El último esfuerzo fue cuando Ovidio se sacó el hacha casi de dentro de su mismo cuello. Tan fuerte se había golpeado que su cabeza quedó desgajada, abierta en canal. Batiente como una puerta. No se derramó, en contra de toda lógica, ni una sola gota de sangre. Ovidio tiró al suelo el hacha y sintió un alivio inmediato.
En medio de aquella fiesta una mujer enorme salió de la cabeza de Ovidio y emitió un grito, un alarido, un chillido, un berrido, un bramido, un rugido que era casi un relincho y fue tan terrible que eclipsó la algarabía del planeta. La gente se estremeció un segundo pero después siguió con sus celebraciones. Mientras, la dama misteriosa salía al mundo con traje de combate y una gran ametralladora entre sus brazos.
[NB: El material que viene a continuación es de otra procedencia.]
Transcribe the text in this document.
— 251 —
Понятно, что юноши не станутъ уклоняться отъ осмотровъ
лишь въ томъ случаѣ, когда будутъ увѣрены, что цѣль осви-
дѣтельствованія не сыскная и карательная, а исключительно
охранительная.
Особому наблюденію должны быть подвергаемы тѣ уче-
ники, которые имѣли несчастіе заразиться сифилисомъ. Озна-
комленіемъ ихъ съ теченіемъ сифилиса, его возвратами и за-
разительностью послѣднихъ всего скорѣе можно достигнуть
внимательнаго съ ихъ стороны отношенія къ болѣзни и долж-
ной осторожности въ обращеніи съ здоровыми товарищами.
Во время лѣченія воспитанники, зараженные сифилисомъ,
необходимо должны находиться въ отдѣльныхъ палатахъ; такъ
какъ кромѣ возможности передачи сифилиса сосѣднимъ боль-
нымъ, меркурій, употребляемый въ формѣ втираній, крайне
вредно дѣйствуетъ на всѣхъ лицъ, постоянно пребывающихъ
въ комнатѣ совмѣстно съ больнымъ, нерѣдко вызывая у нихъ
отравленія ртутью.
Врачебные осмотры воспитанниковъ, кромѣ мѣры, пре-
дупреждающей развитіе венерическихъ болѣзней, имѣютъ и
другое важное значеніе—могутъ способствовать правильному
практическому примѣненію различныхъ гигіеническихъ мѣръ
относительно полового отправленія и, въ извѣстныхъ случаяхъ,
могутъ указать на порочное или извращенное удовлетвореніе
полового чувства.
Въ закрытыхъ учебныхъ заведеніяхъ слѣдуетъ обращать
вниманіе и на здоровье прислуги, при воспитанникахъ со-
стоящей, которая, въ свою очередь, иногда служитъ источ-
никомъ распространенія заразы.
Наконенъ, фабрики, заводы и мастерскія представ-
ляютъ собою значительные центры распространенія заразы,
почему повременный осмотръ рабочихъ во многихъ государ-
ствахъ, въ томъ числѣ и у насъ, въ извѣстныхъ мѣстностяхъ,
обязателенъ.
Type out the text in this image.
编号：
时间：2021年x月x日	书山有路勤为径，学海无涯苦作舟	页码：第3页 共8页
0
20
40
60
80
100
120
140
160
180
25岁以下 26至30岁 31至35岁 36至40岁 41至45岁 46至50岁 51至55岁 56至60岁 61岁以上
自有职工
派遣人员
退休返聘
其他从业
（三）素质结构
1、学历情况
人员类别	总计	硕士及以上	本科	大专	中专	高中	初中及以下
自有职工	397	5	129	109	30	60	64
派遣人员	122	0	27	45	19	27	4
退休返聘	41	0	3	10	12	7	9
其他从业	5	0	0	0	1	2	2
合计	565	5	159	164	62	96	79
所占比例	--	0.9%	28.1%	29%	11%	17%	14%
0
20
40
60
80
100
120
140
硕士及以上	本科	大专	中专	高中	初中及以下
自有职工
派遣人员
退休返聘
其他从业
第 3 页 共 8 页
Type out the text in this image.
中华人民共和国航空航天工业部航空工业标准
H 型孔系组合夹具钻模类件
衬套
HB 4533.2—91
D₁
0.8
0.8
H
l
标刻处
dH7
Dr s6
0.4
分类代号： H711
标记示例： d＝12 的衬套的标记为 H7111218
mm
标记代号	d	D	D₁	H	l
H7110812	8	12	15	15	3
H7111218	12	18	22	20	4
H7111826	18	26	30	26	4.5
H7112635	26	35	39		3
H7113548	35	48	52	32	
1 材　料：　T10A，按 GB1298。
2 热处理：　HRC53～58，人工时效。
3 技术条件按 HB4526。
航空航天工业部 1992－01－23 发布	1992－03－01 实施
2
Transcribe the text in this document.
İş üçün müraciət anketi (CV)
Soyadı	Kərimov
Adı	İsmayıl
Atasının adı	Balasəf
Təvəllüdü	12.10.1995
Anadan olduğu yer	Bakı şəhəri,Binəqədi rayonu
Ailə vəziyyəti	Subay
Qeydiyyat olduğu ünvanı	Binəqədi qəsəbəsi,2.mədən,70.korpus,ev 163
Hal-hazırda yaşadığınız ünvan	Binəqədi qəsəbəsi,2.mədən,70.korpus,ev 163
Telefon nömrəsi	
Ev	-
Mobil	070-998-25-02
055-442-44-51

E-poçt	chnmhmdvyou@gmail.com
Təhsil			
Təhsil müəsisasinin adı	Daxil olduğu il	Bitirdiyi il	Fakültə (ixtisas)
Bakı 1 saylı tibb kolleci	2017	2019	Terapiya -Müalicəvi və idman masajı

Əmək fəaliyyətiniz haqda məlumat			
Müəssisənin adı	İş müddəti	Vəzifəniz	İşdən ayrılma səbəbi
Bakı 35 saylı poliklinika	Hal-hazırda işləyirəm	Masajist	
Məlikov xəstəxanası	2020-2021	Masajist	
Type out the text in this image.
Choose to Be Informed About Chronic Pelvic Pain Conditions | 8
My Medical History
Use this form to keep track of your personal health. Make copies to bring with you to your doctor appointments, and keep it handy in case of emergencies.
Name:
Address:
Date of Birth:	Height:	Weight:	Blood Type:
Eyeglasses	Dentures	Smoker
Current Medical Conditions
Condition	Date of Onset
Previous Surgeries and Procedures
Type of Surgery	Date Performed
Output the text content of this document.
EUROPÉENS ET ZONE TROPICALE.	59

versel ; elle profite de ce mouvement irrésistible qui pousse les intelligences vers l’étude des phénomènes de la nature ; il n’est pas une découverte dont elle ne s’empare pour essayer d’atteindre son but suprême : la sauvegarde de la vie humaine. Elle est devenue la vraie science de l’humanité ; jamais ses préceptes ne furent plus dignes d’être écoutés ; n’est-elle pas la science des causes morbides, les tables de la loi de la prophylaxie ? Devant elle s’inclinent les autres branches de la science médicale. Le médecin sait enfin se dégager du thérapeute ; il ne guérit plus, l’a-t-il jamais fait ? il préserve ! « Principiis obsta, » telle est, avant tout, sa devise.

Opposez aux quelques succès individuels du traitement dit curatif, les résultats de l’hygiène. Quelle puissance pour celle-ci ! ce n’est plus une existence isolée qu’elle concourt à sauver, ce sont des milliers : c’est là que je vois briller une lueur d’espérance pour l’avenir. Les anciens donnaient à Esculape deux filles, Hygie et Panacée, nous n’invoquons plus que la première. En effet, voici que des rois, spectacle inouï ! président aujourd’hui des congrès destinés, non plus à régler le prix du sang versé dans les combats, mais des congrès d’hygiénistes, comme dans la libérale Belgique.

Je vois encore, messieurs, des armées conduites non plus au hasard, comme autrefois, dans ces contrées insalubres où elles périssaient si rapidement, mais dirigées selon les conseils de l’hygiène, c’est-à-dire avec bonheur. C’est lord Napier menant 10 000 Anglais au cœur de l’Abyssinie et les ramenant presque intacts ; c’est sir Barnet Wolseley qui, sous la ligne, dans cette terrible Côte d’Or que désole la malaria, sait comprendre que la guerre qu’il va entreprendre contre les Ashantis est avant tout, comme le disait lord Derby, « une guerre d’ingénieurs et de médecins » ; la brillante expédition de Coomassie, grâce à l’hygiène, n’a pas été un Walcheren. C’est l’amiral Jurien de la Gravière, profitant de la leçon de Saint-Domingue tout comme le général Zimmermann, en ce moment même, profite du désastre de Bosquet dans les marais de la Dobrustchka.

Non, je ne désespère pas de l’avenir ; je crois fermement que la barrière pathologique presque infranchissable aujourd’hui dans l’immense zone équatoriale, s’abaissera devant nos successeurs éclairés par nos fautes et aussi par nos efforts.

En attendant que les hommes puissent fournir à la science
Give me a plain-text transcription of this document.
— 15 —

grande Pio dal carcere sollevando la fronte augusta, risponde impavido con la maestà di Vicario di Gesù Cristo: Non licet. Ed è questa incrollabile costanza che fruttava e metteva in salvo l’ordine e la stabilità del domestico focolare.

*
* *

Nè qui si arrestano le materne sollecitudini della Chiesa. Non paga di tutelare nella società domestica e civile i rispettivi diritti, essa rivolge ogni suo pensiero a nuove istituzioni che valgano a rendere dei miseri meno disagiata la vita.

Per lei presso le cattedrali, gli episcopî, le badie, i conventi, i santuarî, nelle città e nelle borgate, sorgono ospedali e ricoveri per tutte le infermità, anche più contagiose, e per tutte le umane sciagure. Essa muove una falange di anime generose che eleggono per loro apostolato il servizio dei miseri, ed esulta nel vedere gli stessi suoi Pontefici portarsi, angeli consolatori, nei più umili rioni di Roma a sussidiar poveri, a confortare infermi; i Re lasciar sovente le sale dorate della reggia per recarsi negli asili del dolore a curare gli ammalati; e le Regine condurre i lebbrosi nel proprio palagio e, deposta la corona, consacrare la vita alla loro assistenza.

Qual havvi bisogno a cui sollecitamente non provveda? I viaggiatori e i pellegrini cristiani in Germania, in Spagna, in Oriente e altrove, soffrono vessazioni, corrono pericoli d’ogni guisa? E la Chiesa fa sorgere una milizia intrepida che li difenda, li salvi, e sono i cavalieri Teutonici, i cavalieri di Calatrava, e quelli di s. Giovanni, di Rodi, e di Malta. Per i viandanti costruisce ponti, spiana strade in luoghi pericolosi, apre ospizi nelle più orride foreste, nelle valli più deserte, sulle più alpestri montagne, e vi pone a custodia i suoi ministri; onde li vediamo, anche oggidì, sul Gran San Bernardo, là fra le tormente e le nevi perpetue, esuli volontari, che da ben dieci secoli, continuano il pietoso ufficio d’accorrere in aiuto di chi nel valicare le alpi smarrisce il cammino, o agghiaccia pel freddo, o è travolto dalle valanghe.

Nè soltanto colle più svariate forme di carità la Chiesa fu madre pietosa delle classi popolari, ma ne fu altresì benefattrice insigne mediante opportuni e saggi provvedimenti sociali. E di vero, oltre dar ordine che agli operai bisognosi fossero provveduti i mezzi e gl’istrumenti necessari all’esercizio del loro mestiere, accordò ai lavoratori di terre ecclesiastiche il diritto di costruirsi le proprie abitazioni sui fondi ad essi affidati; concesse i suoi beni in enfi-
Pronto empezó a disparar contra todo pero en lugar de disparar balas disparó todas y cada una de las obras del intelecto humano consumidas por Gronfgold. Toda la literatura universal desparramada por el aire volviendo a llenar los estantes que nunca debió abandonar, algunas veces lo que salía de esa ametralladora no eran libros sino esculturas, dibujos y cuadros, carboncillos y acuarelas, y piedras, miles de piedras que correspondían con las creaciones arquitectónicas que habían sido tragadas por el maldito caballo. Su furor era tal que se enrojecía cada vez más y disparaba con mayor efusión a cada segundo. Después de varias horas, una vez que hubo llenado todos los estantes, los anaqueles, los museos y los lugares destruidos con la voluntad humana de crear belleza, dejó a un lado su ametralladora y se puso a curar a Ovidio quien reposaba aliviado tumbado en el suelo. En el mismo momento en el que la dama misteriosa posaba su mano sobre la cabeza de Ovidio, esta se presentó.
—¡Ovidio, Ovidio, ¿Te encuentras bien? —dijo con voz angelical la mujer.
—Sí, estoy cansado. —contestó Ovidio.